Vaktime dokunulmasındadır endişem..
Kendimi anlatamıyorum.
Kimseye neyin nasıl olduğunu ifade edemiyorum,
Ya da anlamak istemiyorlar..
Yoruluyorum azizim.
Hemde fazlasıyla yoruluyorum...
Aslına bakarsan umursamıyorum.
Gülüp geçiyorum,
Aptalların uydurduğu sözlere kulak asmıyorum.
Ama; Geriliyorum..
Huyum bu.
Sinek vızıldasa ezip geçiyorum...
Sessizliğimi , ağırbaşlılığımı zayıflık sananlara sesleniyorum;
Ben vakti bekliyorum..
Vaktime dokunulmasındandır endişem.
Yalın bir denizin , fırtına dolması gibi,
Aniden dalgalanıyorum..
Yıkıyorum,
Döküyorum,
Hatta öldürüyorum.
Yani ruhunu öldürüyorum..
Kendimle verdiğim bu ikili savaştan çıkamıyorum.

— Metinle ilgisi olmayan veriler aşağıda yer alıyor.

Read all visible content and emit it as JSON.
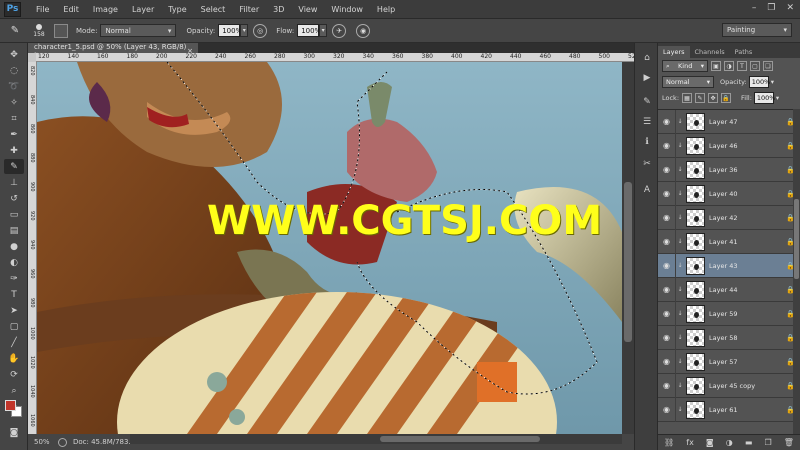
{
  "app": {
    "logo": "Ps",
    "menu": [
      "File",
      "Edit",
      "Image",
      "Layer",
      "Type",
      "Select",
      "Filter",
      "3D",
      "View",
      "Window",
      "Help"
    ],
    "window_controls": [
      "–",
      "❐",
      "✕"
    ]
  },
  "options_bar": {
    "brush_size": "158",
    "mode_label": "Mode:",
    "mode_value": "Normal",
    "opacity_label": "Opacity:",
    "opacity_value": "100%",
    "flow_label": "Flow:",
    "flow_value": "100%",
    "workspace": "Painting"
  },
  "document": {
    "tab_title": "character1_5.psd @ 50% (Layer 43, RGB/8) *",
    "close": "×"
  },
  "ruler_h_labels": [
    "120",
    "140",
    "160",
    "180",
    "200",
    "220",
    "240",
    "260",
    "280",
    "300",
    "320",
    "340",
    "360",
    "380",
    "400",
    "420",
    "440",
    "460",
    "480",
    "500",
    "520"
  ],
  "ruler_v_labels": [
    "820",
    "840",
    "860",
    "880",
    "900",
    "920",
    "940",
    "960",
    "980",
    "1000",
    "1020",
    "1040",
    "1060"
  ],
  "watermark": "WWW.CGTSJ.COM",
  "status": {
    "zoom": "50%",
    "doc": "Doc: 45.8M/783.6M"
  },
  "colors": {
    "foreground": "#c1352a",
    "background": "#ffffff",
    "watermark": "#ffff1a",
    "selected_layer": "#6b7f94"
  },
  "layers_panel": {
    "tabs": [
      "Layers",
      "Channels",
      "Paths"
    ],
    "kind": "Kind",
    "blend_mode": "Normal",
    "opacity_label": "Opacity:",
    "opacity_value": "100%",
    "lock_label": "Lock:",
    "fill_label": "Fill:",
    "fill_value": "100%",
    "layers": [
      {
        "name": "Layer 47",
        "selected": false
      },
      {
        "name": "Layer 46",
        "selected": false
      },
      {
        "name": "Layer 36",
        "selected": false
      },
      {
        "name": "Layer 40",
        "selected": false
      },
      {
        "name": "Layer 42",
        "selected": false
      },
      {
        "name": "Layer 41",
        "selected": false
      },
      {
        "name": "Layer 43",
        "selected": true
      },
      {
        "name": "Layer 44",
        "selected": false
      },
      {
        "name": "Layer 59",
        "selected": false
      },
      {
        "name": "Layer 58",
        "selected": false
      },
      {
        "name": "Layer 57",
        "selected": false
      },
      {
        "name": "Layer 45 copy",
        "selected": false
      },
      {
        "name": "Layer 61",
        "selected": false
      }
    ],
    "footer_icons": [
      "link-icon",
      "fx-icon",
      "mask-icon",
      "adjustment-icon",
      "group-icon",
      "new-layer-icon",
      "trash-icon"
    ]
  }
}
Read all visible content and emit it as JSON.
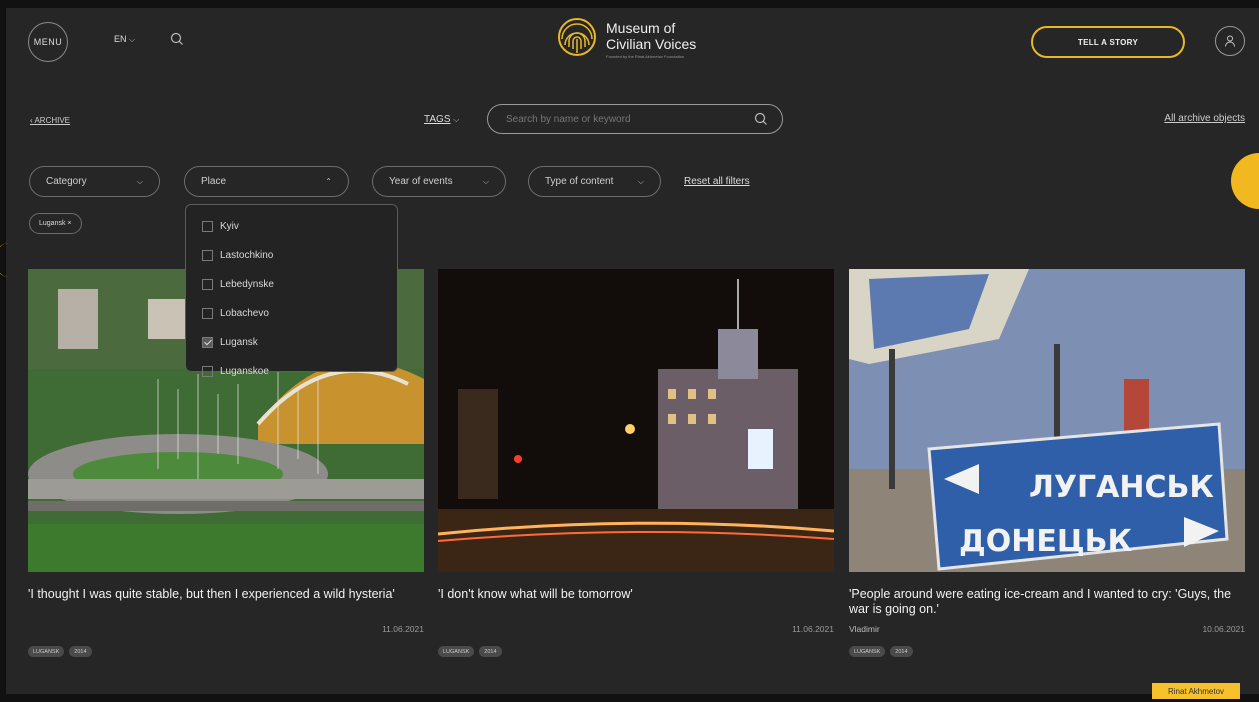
{
  "header": {
    "menu_label": "MENU",
    "language": "EN",
    "logo_line1": "Museum of",
    "logo_line2": "Civilian Voices",
    "logo_subtitle": "Founded by the Rinat Akhmetov Foundation",
    "tell_story_label": "TELL A STORY",
    "icons": [
      "search-icon",
      "user-icon",
      "chevron-down-icon"
    ],
    "accent_color": "#e8b82a"
  },
  "toolbar": {
    "archive_link": "ARCHIVE",
    "tags_label": "TAGS",
    "search_placeholder": "Search by name or keyword",
    "all_archive_label": "All archive objects"
  },
  "filters": {
    "category": "Category",
    "place": "Place",
    "year": "Year of events",
    "type": "Type of content",
    "reset": "Reset all filters",
    "active_chip": "Lugansk ×"
  },
  "place_dropdown": {
    "options": [
      {
        "label": "Kyiv",
        "checked": false
      },
      {
        "label": "Lastochkino",
        "checked": false
      },
      {
        "label": "Lebedynske",
        "checked": false
      },
      {
        "label": "Lobachevo",
        "checked": false
      },
      {
        "label": "Lugansk",
        "checked": true
      },
      {
        "label": "Luganskoe",
        "checked": false
      }
    ]
  },
  "cards": [
    {
      "title": "'I thought I was quite stable, but then I experienced a wild hysteria'",
      "author": "",
      "date": "11.06.2021",
      "tags": [
        "LUGANSK",
        "2014"
      ]
    },
    {
      "title": "'I don't know what will be tomorrow'",
      "author": "",
      "date": "11.06.2021",
      "tags": [
        "LUGANSK",
        "2014"
      ]
    },
    {
      "title": "'People around were eating ice-cream and I wanted to cry: 'Guys, the war is going on.'",
      "author": "Vladimir",
      "date": "10.06.2021",
      "tags": [
        "LUGANSK",
        "2014"
      ]
    }
  ],
  "road_sign": {
    "line1": "ЛУГАНСЬК",
    "line2": "ДОНЕЦЬК"
  },
  "footer_badge": "Rinat Akhmetov"
}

Vaktime dokunulmasındadır endişem.
Bu da bir imtihandır elbette,
Yoğurulur..
Gönül de ,
Akıl da ,
Zikir de yoğurulur...
Özü budur.
Varlık olgunlaşacak elbette.
Ama neden bu rehbersizlik uğraşları ?
Dili , gönlü , aklı rehbersiz olanların bitmeyen savaşı..
Size sesleniyorum;
Sessizlikten,
Efendilikten,
Doğruluk ve cesaretten öte,
Vaktime dokunulmasındadır endişem. [Ozann]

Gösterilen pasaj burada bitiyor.